= Tamba Taylor =

Liberian politician (1898–2000)

Tamba Taylor, also spelled "Tailor," (September 1898October 2000) was a long-serving paramount chief of the Kissi people, Lofa County, Liberia. Taylor served as deputy chairman, along with several other former warlords, of the Council of State at the end of the First Liberian Civil War for 1995 to 1997.

Taylor was born on 29 September, 1898, in a Kissi family in Milimalah, Kissi Chiefdom (in present-day Foya District). His name was Tamba Lamie Kongor. He received no formal education. He later changed his name to 'Taylor', due to his profession as a tailor. He would later claim to have sewn clothes for Ethiopian emperor Haile Selassie and Ghanaian President Kwame Nkrumah.

Taylor became paramount chief in 1957. He served on various national commissions, most notably the National Unification Programme Taylor of President William Tubman. Taylor became popularly known as 'the millionaire of Lofa'. He was rumoured to have had dozens of wives and would have fathered some 200 children.

During Samuel Doe's period as leader of the People's Redemption Council ruling Liberia in the 1980s, Doe sought Taylor's support for the junta government but Taylor did not heed the call.
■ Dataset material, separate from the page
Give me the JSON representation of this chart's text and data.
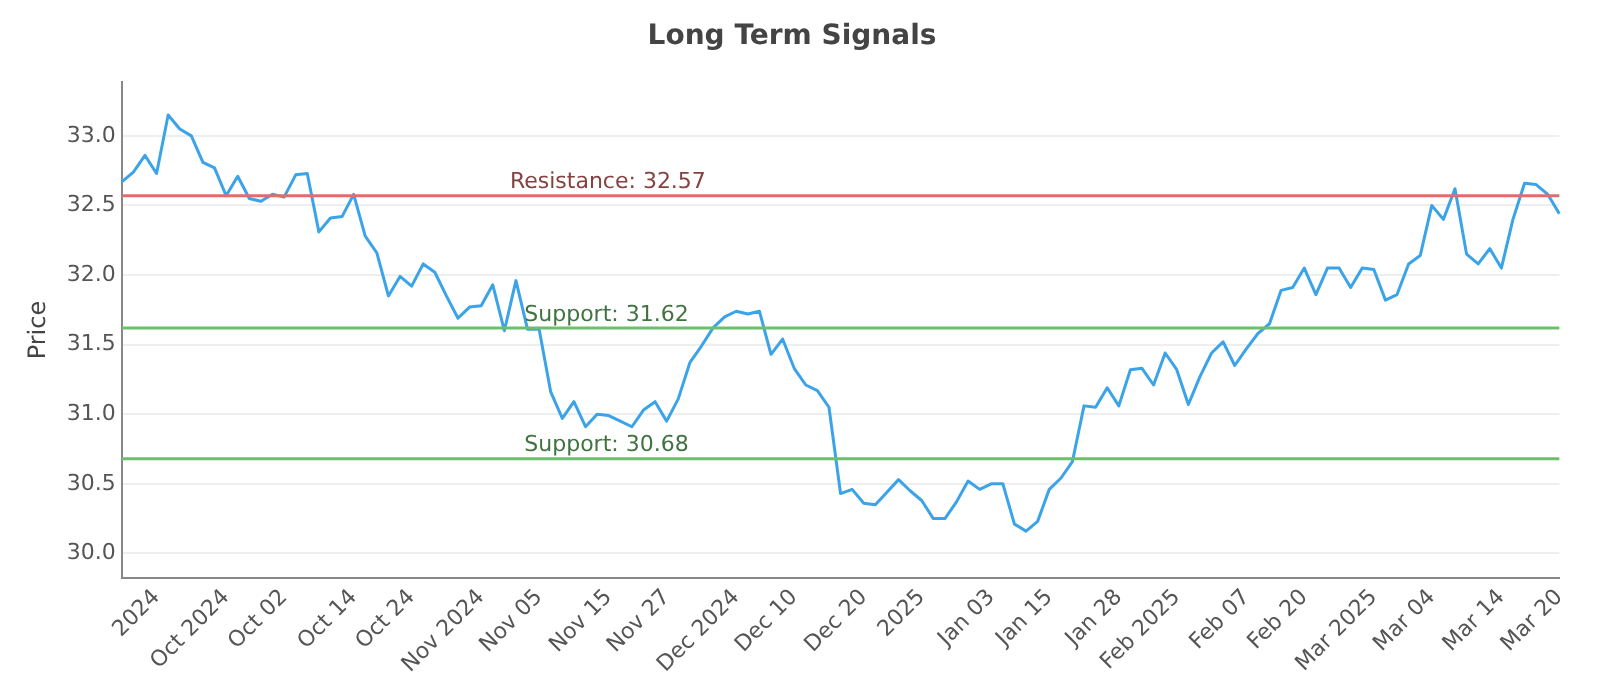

During the First Liberian Civil War, following the creation of the Liberian National Transitional Government, Taylor's name was proposed as a potential chairman of the Council of State (a provisional collective Presidency) by National Patriotic Front of Liberia leader Charles Taylor (no relation to Tamba Taylor). The 21 December 1994, Accra Agreements outlined that Tamba Taylor would chair a new Council of State, but the Accra Agreements were never implemented. Tamba Taylor became one of six members of the Council of State chaired by Wilton G. S. Sankawulo and installed on 1 September 1995. When the Council of State was restructured after the 1996 Abuja Accords, Tamba Taylor retained his seat on the council. However, Tamba Taylor's participation on the Council of State was largely symbolic; in practice he was often excluded from proceedings or unable to follow the conversations due to language barriers.

Taylor died in October 2000. He was succeeded as paramount chief by his son Momo S. Taylor. A community hall in Foya District, the Tamba Lamie Taylor Council, is named after Taylor.